Der Steuerring war schon immer sehr klagefreudig – und dabei kommt es nicht auf den Streitwert, sondern auf unsere Rechtsauffassung an. Wir kämpfen auch um 200 Euro, was für nicht wenige Menschen eine Menge Geld ist. Sicher ist eine der bedeutendsten Klagen des Vereins die zur Pendlerpauschale gewesen. Seit der Entscheidung des Bundesverfassungsgerichts 2008 können Berufspendler Fahrtkosten ab dem ersten Kilometer wieder absetzen. Der Steuerring hatte dabei zwei Kläger durch die Instanzen bis vor das Bundesverfassungsgericht begleitet und das Urteil betraf mehr als 15 Millionen Pendler in Deutschland.
Da schließt sich doch noch eine weitere Frage an: Es gab vor ein paar Jahren auch ein besonderes Klageverfahren mit einem Hund, oder?

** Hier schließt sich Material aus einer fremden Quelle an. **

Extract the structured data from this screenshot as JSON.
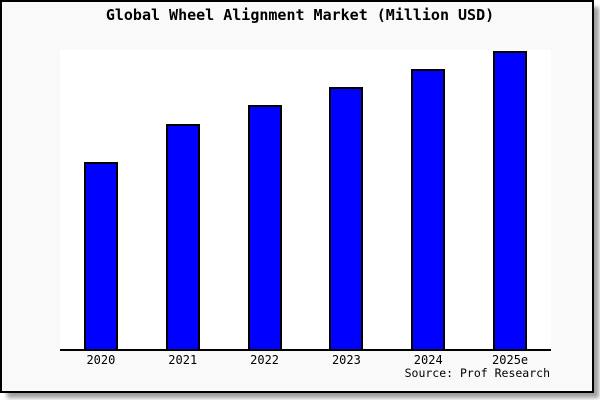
{
  "card": {
    "title": "Global Wheel Alignment Market (Million USD)",
    "source": "Source: Prof Research"
  },
  "colors": {
    "bar_fill": "#0000ff",
    "bar_border": "#000000",
    "figure_background": "#f9f9f9",
    "plot_background": "#ffffff",
    "axis_line": "#000000",
    "title_text": "#000000"
  },
  "chart_data": {
    "type": "bar",
    "title": "Global Wheel Alignment Market (Million USD)",
    "categories": [
      "2020",
      "2021",
      "2022",
      "2023",
      "2024",
      "2025e"
    ],
    "values": [
      187,
      225,
      244,
      262,
      280,
      298
    ],
    "value_units": "relative height (no y-axis scale or value labels shown in figure)",
    "xlabel": "",
    "ylabel": "",
    "ylim": [
      0,
      299
    ],
    "grid": false,
    "legend": false,
    "y_axis_ticks_visible": false,
    "annotation": "Source: Prof Research"
  }
}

Das stimmt! Vor dem Finanzgericht Köln ging es um die Absetzbarkeit eines Therapiehundes als Arbeitsmittel einer Ergotherapeutin. Das Gericht hatte zur mündlichen Verhandlung geladen, die Klägerin war auch anwesend – nicht geplant war die Anwesenheit ihres Hundes. Dass dieser dabei ist und mit dem Lebensgefährten der Klägerin vor dem Gerichtssaal wartete, hatte der vorsitzende Richter mitbekommen. Mit seiner Genehmigung nahm der Hund an der mündlichen Verhandlung teil. Als der Hund von der Klägerin in den Gerichtssaal geführt wurde, begrüßte dieser einzeln alle fünf Richter durch Blickkontakt. Das war sehr beeindruckend. Der weitere Verlauf der mündlichen Verhandlung war nur noch Formsache – die Klage haben wir zu 100 Prozent gewonnen. Und das Beste: Auch die anwesende Vertreterin des Finanzamts war von den therapeutischen Fähigkeiten des Hundes überzeugt.
Das ist wirklich eine tolle Geschichte! Vielen Dank für das Interview, Herr Gramlich.